Milling cutter groove processing Milling cutter groove processing is one of the key processes in milling cutter manufacturing. It not only requires high machining accuracy of the slot itself, but also requires high indexing accuracy between the slots. If the slot indexing accuracy is not high, it will cause uneven margins for the slot grinding. In order to control the amount of heat treatment deformation of the milling cutter after quenching, one is to perform quenching and tempering treatment after rough machining of the milling cutter body to prepare the structure for quenching, and the other is to use a graded quenching method to effectively avoid heat treatment deformation and cracks. In order to improve the indexing accuracy of the slot, in the grinding process, a special fixture for grinding is used to ensure the design requirements of the manufacturing accuracy and indexing accuracy of the slot.

3 Dosage selection
According to the cutting characteristics of difficult-to-machine materials, when milling high manganese steel, hardened steel, chilled cast iron and other materials, especially when power milling steel parts, the choice of milling consumption is generally: the milling speed is slightly lower in order to reduce the milling temperature. Reduce tool wear and improve tool durability; the milling depth and feed rate are appropriately increased to ensure that the tool cuts beyond the depth of the hardened layer, reducing tool wear and chipping. However, it is also necessary to consider at the same time, due to the increase of the milling depth and the feed rate, the milling force increases, which makes the milling process produce vibration and the chips are not easy to break.

4 Milling experiment
Experimental conditions
Machine tool: X5020;
Workpiece: ZGMn13 180~200HB
Milling cutter: d0=315 z=16 YT798 double-edge end milling cutter;
Dosage: Vc=25m/min ap fz=0.2mm/z.
Experimental results 96 workpieces were milled continuously, and no abnormal wear such as chipping, punching, and hot cracking of the milling cutter was found in two milling shifts. Compared with other milling cutters, the production efficiency is increased by nearly 3 times, and the tool durability is increased by 1.5 times.

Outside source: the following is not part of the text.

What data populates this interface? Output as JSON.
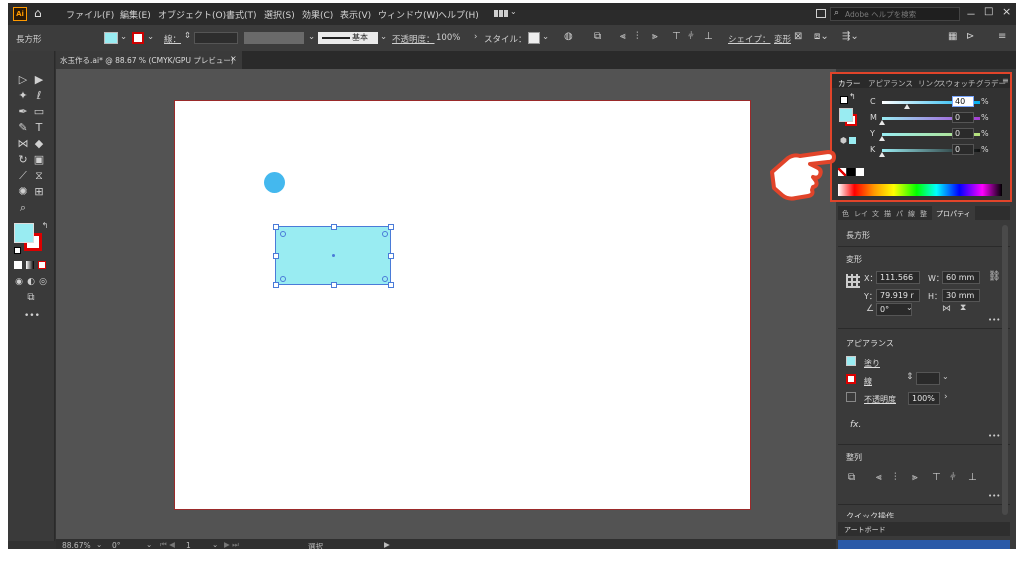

The powerful double-edge end mill has the characteristics of reasonable parameters and structure, reliable clamping and positioning, large milling amount, good rigidity, high production efficiency, and long tool life. Especially suitable for rough machining and semi-finish machining of high-manganese steel, hardened steel, high-alloy steel and other difficult-to-machine materials. In the tool cutting exhibition organized by the National Tool Association, the double secondary edge powerful milling cutter is used to process high manganese steel materials. get good review. It has been widely used in large enterprises such as the Second Automobile Group and Dalian Diesel Engine Factory.